D) Consecuencias regulatorias
El Informe de FINRA concluye haciendo las siguientes “consideraciones regulatorias” (v. su Sección III, p.7 y ss.):
a) Además de los posibles beneficios y riesgos y los factores relacionados, las firmas miembros -al evaluar el uso de las diversas técnicas de redes sociales- también deben tener en cuenta las posibles implicaciones para sus obligaciones regulatorias y para su riesgo regulatorio, de cumplimiento y de reputación. A tal efecto, en la medida en que las firmas miembros ofrezcan o utilicen técnicas de redes sociales, como herramientas de análisis de sentimientos, incluidas aquellas que emplean IA, sus normas tienen la intención de ser tecnológicamente neutrales por lo que las leyes de valores, en general, continúan aplicándose, al igual que cuando las firmas miembros utilizan cualquier otra tecnología o herramienta.
b) Limitaciones de alcance: El Informe no pretende ofrecer una lista exhaustiva ni acumulativa de todos los factores o cuestiones regulatorias asociadas con el uso de las redes sociales y tecnologías relacionadas; ni tampoco crear nuevos requisitos legales o regulatorios ni nuevas interpretaciones de los requisitos existentes; ni exime a las empresas de las obligaciones existentes bajo las leyes y regulaciones federales de valores.
c) Aplicación proporcionada y responsable: Las empresas miembros pueden considerar la información del Informe al desarrollar nuevas prácticas o modificar las existentes, que estén razonablemente diseñadas para cumplir con las obligaciones regulatorias pertinentes, según su tamaño y modelo de negocio.
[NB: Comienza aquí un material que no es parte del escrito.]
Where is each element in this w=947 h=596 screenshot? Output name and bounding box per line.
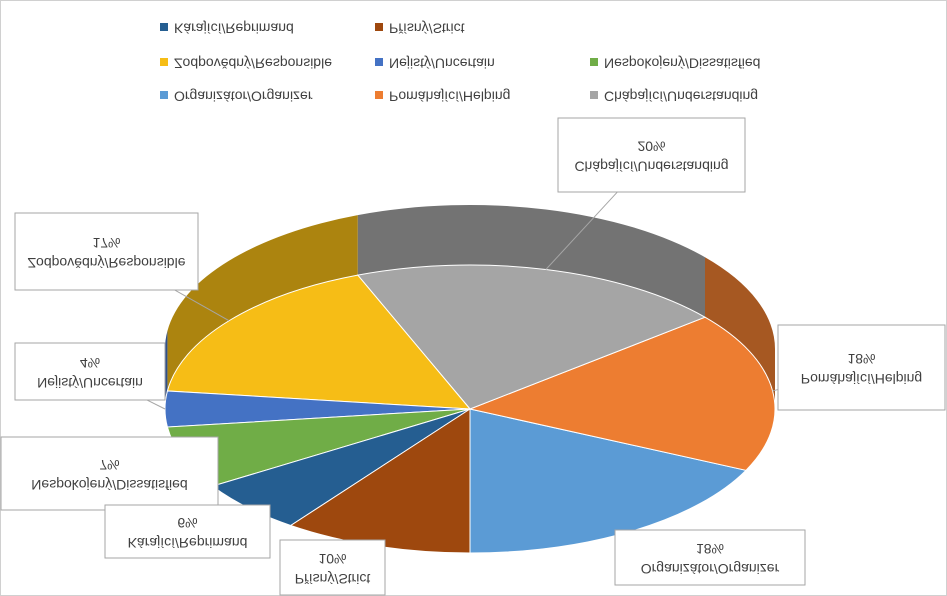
legend-label: Chápající/Understanding	[604, 88, 758, 104]
data-label-value: 7%	[99, 457, 119, 473]
data-label-value: 18%	[847, 351, 875, 367]
label-box	[104, 504, 271, 559]
data-label-value: 4%	[80, 355, 100, 371]
slice	[356, 264, 707, 410]
data-label-name: Pomáhající/Helping	[801, 371, 922, 387]
data-label-value: 10%	[318, 551, 346, 567]
label-box	[14, 342, 166, 401]
slice-side	[357, 205, 706, 318]
legend-label: Kárající/Reprimand	[174, 20, 294, 36]
legend-swatch	[375, 58, 383, 66]
slice	[166, 274, 472, 410]
label-box	[777, 324, 946, 411]
legend-swatch	[375, 23, 383, 31]
label-box	[0, 436, 219, 511]
data-label-value: 6%	[177, 515, 197, 531]
data-label-name: Přísný/Strict	[295, 571, 371, 587]
legend-swatch	[375, 91, 383, 99]
label-box	[14, 212, 199, 291]
data-label-value: 17%	[92, 235, 120, 251]
label-box	[614, 529, 806, 586]
legend-label: Zodpovědný/Responsible	[174, 55, 332, 71]
legend-swatch	[160, 91, 168, 99]
slice	[468, 316, 776, 471]
legend-label: Přísný/Strict	[389, 20, 465, 36]
data-label-name: Organizátor/Organizer	[641, 561, 780, 577]
slice-side	[165, 330, 168, 409]
data-label-name: Zodpovědný/Responsible	[28, 255, 186, 271]
label-box	[279, 539, 386, 596]
label-box	[557, 117, 746, 193]
data-label-name: Kárající/Reprimand	[128, 535, 248, 551]
legend-label: Pomáhající/Helping	[389, 88, 510, 104]
slice-side	[705, 257, 775, 409]
legend-swatch	[160, 23, 168, 31]
legend-label: Nejistý/Uncertain	[389, 55, 495, 71]
data-label-name: Chápající/Understanding	[574, 158, 728, 174]
data-label-name: Nejistý/Uncertain	[37, 375, 143, 391]
legend-label: Organizátor/Organizer	[174, 88, 313, 104]
legend-label: Nespokojený/Dissatisfied	[604, 55, 760, 71]
data-label-value: 20%	[637, 138, 665, 154]
data-label-value: 18%	[696, 541, 724, 557]
legend-swatch	[160, 58, 168, 66]
legend-swatch	[590, 58, 598, 66]
legend-swatch	[590, 91, 598, 99]
data-label-name: Nespokojený/Dissatisfied	[31, 477, 187, 493]
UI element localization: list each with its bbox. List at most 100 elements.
Las empresas miembros deben realizar sus propias evaluaciones de riesgos respecto a las posibles implicaciones regulatorias de sus actividades en redes sociales, en relación con sus casos de uso y modelos de negocio específicos.
E) Carácter interactivo del Informe de FINRA
La Sección V (p.8) pone fin al Informe de FINRA con una “solicitud de comentarios” en la que agradece los comentarios –antes del 13 de mayo de 2026– sobre el documento, especialmente de los participantes del mercado de la industria financiera que actualmente están explorando la inversión influenciada por las redes sociales o han identificado otros casos de uso en la industria de valores.